The buildup to this litigation, which may have left both sides a bit sour, was contentious and expensive. In 2015, Epic launched “Project Liberty,” in which they discounted costs for Fortnite by 20% for purchasers who avoided using Apple’s payment processing for the transactions. Apple followed up by dropping Fortnite from its App Store, a move that not only curtailed new purchases but doomed prior App Store purchases of Fortnite to obsolescence because of the disconnect to important iPhone updates. Enter the lawyers and the litigation between these tech titans.
The trial included cameos from each company’s CEO, and the results were a decidedly mixed bag for the parties. Project Liberty effectively has been renamed Project Breach of Contract, with Judge Rogers finding that Epic owes Apple the 30% commission from re-routed (direct) sales, as it violated the contract between Epic and Apple that got Fortnite in the App Store. The Court concluded that Apple’s anti-steering contractual provisions “hide critical information from consumers and illegally stifle consumer choice. “When coupled with Apple’s incipient antitrust violations,” Judge Rogers opined, “these anti-steering provisions are anticompetitive and a nationwide remedy to eliminate those provisions is warranted.”[1] But Judge Rogers also ruled against Epic in nine of the ten counts, concluding that “success is not illegal” in brushing off the antitrust claims of monopolistic behavior. Perhaps ironically, the first party to note an appeal to the 9th Circuit Court of Appeals was Epic, filing it over the weekend.
But do not fall for the happy talk emanating from Apple’s lawyers and CEO. Celebrating the antitrust win does not change the core reality, so to speak, that the in-app purchase exclusivity, which grossed Apple roughly $64 billion in 2020, is about to be pruned from the app sales in December, when the injunction is set to kick in.
Epic, meanwhile, has a case pending against Google on the same premises, just relating to the Android operating system rather than iPhones. Joining the legal gala more recently, 36 states and the District of Columbia filed similar suit against Google, whose public response to date has been to basically say, “Well, Apple does it, too.”

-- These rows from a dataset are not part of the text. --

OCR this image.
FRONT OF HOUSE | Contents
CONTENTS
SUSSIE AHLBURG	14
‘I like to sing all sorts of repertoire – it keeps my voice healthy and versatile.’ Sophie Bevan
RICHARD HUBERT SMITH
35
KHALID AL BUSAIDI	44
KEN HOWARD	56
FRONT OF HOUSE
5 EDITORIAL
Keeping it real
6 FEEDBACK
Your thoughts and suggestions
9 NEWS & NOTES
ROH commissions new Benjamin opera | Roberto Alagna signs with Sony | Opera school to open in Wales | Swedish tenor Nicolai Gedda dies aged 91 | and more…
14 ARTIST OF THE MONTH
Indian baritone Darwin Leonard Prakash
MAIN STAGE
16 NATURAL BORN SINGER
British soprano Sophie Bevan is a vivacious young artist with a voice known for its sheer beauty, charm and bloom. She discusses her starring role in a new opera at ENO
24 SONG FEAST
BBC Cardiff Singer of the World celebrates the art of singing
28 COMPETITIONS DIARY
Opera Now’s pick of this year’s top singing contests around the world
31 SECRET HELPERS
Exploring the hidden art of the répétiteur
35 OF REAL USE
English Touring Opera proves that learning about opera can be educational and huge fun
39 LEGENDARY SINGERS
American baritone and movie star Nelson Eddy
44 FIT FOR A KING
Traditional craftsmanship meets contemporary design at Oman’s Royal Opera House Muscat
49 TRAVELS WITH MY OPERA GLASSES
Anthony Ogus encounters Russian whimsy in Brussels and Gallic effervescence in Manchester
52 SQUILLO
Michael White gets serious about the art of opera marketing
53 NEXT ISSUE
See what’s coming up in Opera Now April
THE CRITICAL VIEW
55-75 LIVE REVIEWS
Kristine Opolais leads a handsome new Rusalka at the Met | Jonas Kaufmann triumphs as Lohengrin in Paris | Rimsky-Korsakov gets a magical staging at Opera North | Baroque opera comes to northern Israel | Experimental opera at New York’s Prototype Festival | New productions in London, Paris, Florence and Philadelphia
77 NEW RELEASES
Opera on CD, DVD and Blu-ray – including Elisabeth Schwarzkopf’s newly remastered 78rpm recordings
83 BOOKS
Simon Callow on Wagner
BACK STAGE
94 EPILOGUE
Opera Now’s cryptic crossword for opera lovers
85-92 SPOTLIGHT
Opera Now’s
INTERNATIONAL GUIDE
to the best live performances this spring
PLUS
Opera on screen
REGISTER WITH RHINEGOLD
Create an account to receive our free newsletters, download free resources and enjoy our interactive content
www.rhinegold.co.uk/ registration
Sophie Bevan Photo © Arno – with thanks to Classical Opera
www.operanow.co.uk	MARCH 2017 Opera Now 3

Aside from Apple standing to lose a sizeable amount of profit, the ruling could make the already expansive world of app developing even more profitable and alluring than ever. The lingering questions include whether Apple will note an appeal, whether a federal ruling premised on California state law will fundamentally change the contractual relations between Apple and the app developer community, and whether the Google litigation will have a similar result. For the moment, however, a big source of Apple’s profit may be frittering away.
[1] Epic Games, Inc. v. Apple, Inc., Case 4:20-cv-05640-YGR, Document 812 (N.D.Ca. 09/10/21) Page 3.